Ever Changing Music
With new generations of people comes new types of music. Every couple of decades or so it seems that there is a new style of music being developed out of another. For example rock and roll to heavy metal, disco to rap, so on and so on. Up until today music has been played with real instruments. Quite popular in today's music scene however electronic music is growing faster and faster.
We wanted to get the inside scoop for our readers to see where the music scene is going first hand. According to the print edition around 40 percent of the lyrics in popular music speak about love, romance,sexual behavior and sexual relationships.
With a new wave of electronic music will all these lyrics be faded out? If so what will take their place if anything? It is hard to tell what the future brings in store for music. Perhaps the answer lies in the basis of relationships among music lovers.
The print edition also has a theory that music draws people together. The power of music is that the strong binding power it has to bring people in closer to one another. Bands of early humans helped those who were less musical thrive in being able to listen to music because they were unable to play.

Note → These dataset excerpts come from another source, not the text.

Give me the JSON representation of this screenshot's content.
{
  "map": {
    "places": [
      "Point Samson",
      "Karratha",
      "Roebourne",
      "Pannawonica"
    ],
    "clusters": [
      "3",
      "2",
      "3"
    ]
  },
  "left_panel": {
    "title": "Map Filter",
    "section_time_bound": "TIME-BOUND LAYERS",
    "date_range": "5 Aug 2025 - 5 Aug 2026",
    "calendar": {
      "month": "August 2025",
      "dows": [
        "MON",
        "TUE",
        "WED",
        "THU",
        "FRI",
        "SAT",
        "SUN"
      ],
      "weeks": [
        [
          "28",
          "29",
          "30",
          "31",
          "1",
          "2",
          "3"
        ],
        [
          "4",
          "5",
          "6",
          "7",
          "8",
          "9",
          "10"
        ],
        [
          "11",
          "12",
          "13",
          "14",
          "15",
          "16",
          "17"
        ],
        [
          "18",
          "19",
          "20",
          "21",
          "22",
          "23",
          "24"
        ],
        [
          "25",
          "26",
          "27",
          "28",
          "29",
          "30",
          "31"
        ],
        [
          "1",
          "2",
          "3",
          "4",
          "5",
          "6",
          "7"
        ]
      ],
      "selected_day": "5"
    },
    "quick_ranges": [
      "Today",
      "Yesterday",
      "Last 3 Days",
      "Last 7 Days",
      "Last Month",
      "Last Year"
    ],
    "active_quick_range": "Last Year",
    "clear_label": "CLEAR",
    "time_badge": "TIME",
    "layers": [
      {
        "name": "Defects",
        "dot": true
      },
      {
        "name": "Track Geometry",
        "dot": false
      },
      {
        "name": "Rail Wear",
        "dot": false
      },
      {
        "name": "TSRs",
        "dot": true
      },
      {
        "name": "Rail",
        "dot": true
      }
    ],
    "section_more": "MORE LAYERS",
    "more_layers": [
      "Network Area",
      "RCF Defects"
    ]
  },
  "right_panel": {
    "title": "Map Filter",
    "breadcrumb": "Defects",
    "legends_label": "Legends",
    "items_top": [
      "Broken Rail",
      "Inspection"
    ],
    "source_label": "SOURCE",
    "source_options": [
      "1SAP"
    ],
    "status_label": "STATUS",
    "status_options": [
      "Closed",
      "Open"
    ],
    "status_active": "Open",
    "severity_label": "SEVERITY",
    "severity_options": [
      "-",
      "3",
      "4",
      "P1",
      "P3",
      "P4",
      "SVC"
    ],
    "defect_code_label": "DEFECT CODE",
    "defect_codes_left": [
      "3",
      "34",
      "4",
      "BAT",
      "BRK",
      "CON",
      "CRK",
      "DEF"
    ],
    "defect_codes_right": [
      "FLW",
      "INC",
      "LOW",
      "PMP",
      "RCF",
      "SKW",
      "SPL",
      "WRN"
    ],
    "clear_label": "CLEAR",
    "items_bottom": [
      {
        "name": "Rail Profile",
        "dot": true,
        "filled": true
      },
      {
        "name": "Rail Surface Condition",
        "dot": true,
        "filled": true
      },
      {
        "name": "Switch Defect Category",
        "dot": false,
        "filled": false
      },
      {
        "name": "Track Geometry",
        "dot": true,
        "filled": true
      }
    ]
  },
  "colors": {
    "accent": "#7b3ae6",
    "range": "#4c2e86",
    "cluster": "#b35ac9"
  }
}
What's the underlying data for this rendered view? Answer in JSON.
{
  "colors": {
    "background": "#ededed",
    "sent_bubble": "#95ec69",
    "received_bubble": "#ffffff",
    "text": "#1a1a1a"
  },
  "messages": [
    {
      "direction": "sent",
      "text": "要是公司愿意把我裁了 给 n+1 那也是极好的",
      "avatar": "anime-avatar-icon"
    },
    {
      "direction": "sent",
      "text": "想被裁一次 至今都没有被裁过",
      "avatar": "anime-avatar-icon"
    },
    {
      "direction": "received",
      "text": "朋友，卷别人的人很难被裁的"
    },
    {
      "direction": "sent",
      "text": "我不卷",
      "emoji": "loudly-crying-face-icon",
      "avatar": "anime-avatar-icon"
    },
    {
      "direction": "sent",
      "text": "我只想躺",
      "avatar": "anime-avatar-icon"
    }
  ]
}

This proves to be true in to-days society these large raves and electronic music concerts are phenomenally huge and bring many people together. There is also another side to these concerts that bring people together. That factor is drugs. There is no doubt that the electronic music would most likely sound a heck of a lot cooler with a distorted hearing influenced by drugs. There is also no doubt that the people creating this music are on drugs as well.
This really has no differ from the past generations where many bands that were popular were being influenced by drugs. We see the Beatles, Jimi Hendrix, Led Zeppelin, all the wya up to the founders of modern day rap music
I think that whether or not people stop using instruments or not music will always thrive and people will eventually end up coming back to playing the real instruments.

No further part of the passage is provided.